Benchmarks and Process Management in Data Science: Will We Ever Get Over this Mess?

This panel aims to address areas that are widely acknowledged to be of critical importance to the success of Data Science projects and to the healthy growth of KDD/Data Science as a field of scientific research. However, despite this acknowledgement of their criticality, these areas receive insufficient attention in the major conferences in the field. Furthermore, there is a lack of actual actions and tools to address these areas in actual practice.
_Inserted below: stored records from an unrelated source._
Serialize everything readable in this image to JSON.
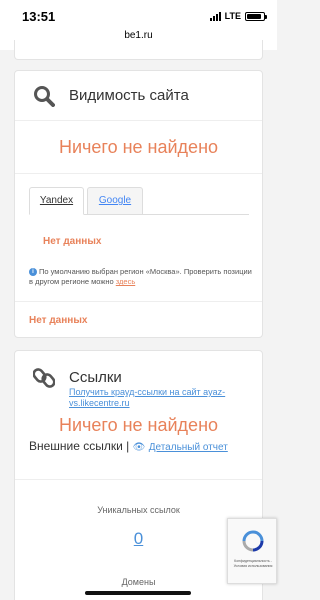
{
  "status_bar": {
    "time": "13:51",
    "network": "LTE"
  },
  "browser": {
    "url": "be1.ru"
  },
  "visibility": {
    "title": "Видимость сайта",
    "nothing_found": "Ничего не найдено",
    "tabs": [
      {
        "label": "Yandex"
      },
      {
        "label": "Google"
      }
    ],
    "no_data_1": "Нет данных",
    "info_text": "По умолчанию выбран регион «Москва». Проверить позиции в другом регионе можно ",
    "info_link": "здесь",
    "no_data_2": "Нет данных"
  },
  "links": {
    "title": "Ссылки",
    "crowd_link": "Получить крауд-ссылки на сайт ayaz-vs.likecentre.ru",
    "nothing_found": "Ничего не найдено",
    "external_label": "Внешние ссылки |",
    "detail_link": "Детальный отчет",
    "unique_label": "Уникальных ссылок",
    "unique_value": "0",
    "domains_label": "Домены"
  },
  "recaptcha": {
    "text": "Конфиденциальность - Условия использования"
  },
  "colors": {
    "accent_orange": "#e8825a",
    "link_blue": "#4a90d9"
  }
}
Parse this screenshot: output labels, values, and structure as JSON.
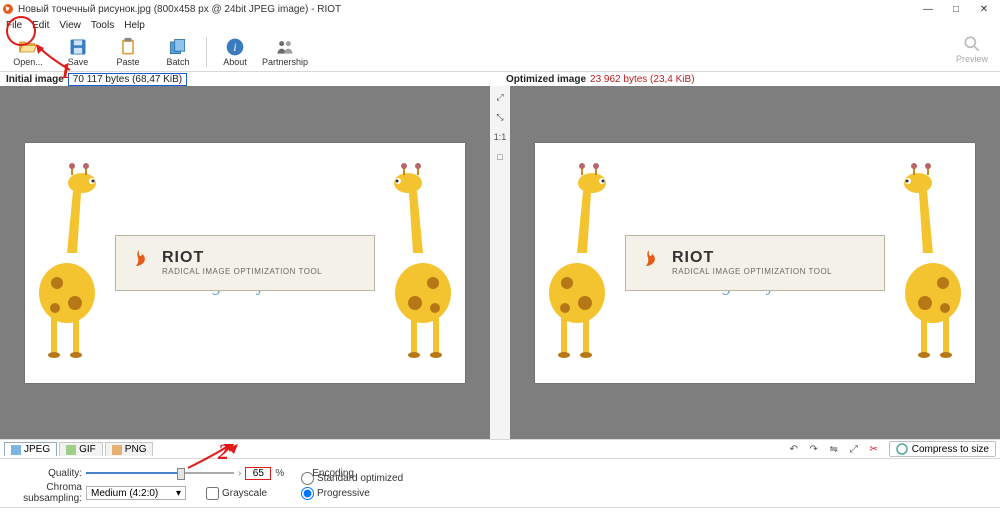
{
  "window": {
    "title": "Новый точечный рисунок.jpg (800x458 px @ 24bit JPEG image) - RIOT",
    "min": "—",
    "max": "□",
    "close": "✕"
  },
  "menu": {
    "file": "File",
    "edit": "Edit",
    "view": "View",
    "tools": "Tools",
    "help": "Help"
  },
  "toolbar": {
    "open": "Open...",
    "save": "Save",
    "paste": "Paste",
    "batch": "Batch",
    "about": "About",
    "partnership": "Partnership",
    "preview": "Preview"
  },
  "info": {
    "initial_label": "Initial image",
    "initial_bytes": "70 117 bytes (68,47 KiB)",
    "optimized_label": "Optimized image",
    "optimized_bytes": "23 962 bytes (23,4 KiB)"
  },
  "midtools": {
    "zoomin": "⤢",
    "zoomout": "⤡",
    "fit": "1:1",
    "full": "□"
  },
  "sign": {
    "brand": "RIOT",
    "sub": "RADICAL IMAGE OPTIMIZATION TOOL"
  },
  "watermark": "blogostrojka.ru",
  "tabs": {
    "jpeg": "JPEG",
    "gif": "GIF",
    "png": "PNG"
  },
  "righttools": {
    "rotl": "↶",
    "rotr": "↷",
    "flip": "⇋",
    "resize": "⤢",
    "wrench": "✂",
    "compress": "Compress to size"
  },
  "settings": {
    "quality_label": "Quality:",
    "quality_value": "65",
    "percent": "%",
    "chroma_label": "Chroma subsampling:",
    "chroma_value": "Medium (4:2:0)",
    "grayscale": "Grayscale",
    "encoding_label": "Encoding",
    "standard": "Standard optimized",
    "progressive": "Progressive"
  },
  "annot": {
    "a1": "1",
    "a2": "2"
  },
  "status": ""
}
These areas are summarized as follows: 1. Ask any data scientist or machine learning practitioner what they spend the majority of their time working on, and you will most likely get an answer that indicates that 80% to 90% of their time is spent on "Data Chasing", "Data Sourcing", "Data Wrangling", "Data Cleaning" and generally what researchers would refer to-often dismissively-as "Data Preparation". The process of producing statistical or data mining models from data is typically "messy" and certainly lacks management tools to help manage, replicate, reconstruct, and capture all the knowledge that goes in 90% of activities of a Data Scientists. The intensive Data Engineering work that goes into exploring and determining the representation of problem and the significant amount of "data cleaning" that ensues creates a plethora of extracts, files, and many artifacts that are only meaningful to the data scientist. 2. The severe lack of Benchmarks in the field, especially ones at big data scale is an impediment to true, objective, measurable progress on performance. The results of each paper are highly dependent on the large degree of freedom an author has on configuring competitive models and on determining which data sets to use (often Data that is not available to others to replicate results on) 3. Monitoring the health of models in production, and deploying models into production environments efficiently and effectively is a black art and often an ignored area. Many models are effectively "orphans" with no means of getting appropriate health monitoring. The task of deploying a built model to production is frequently beyond the capabilities of a Data Scientists and the understanding of the IT team.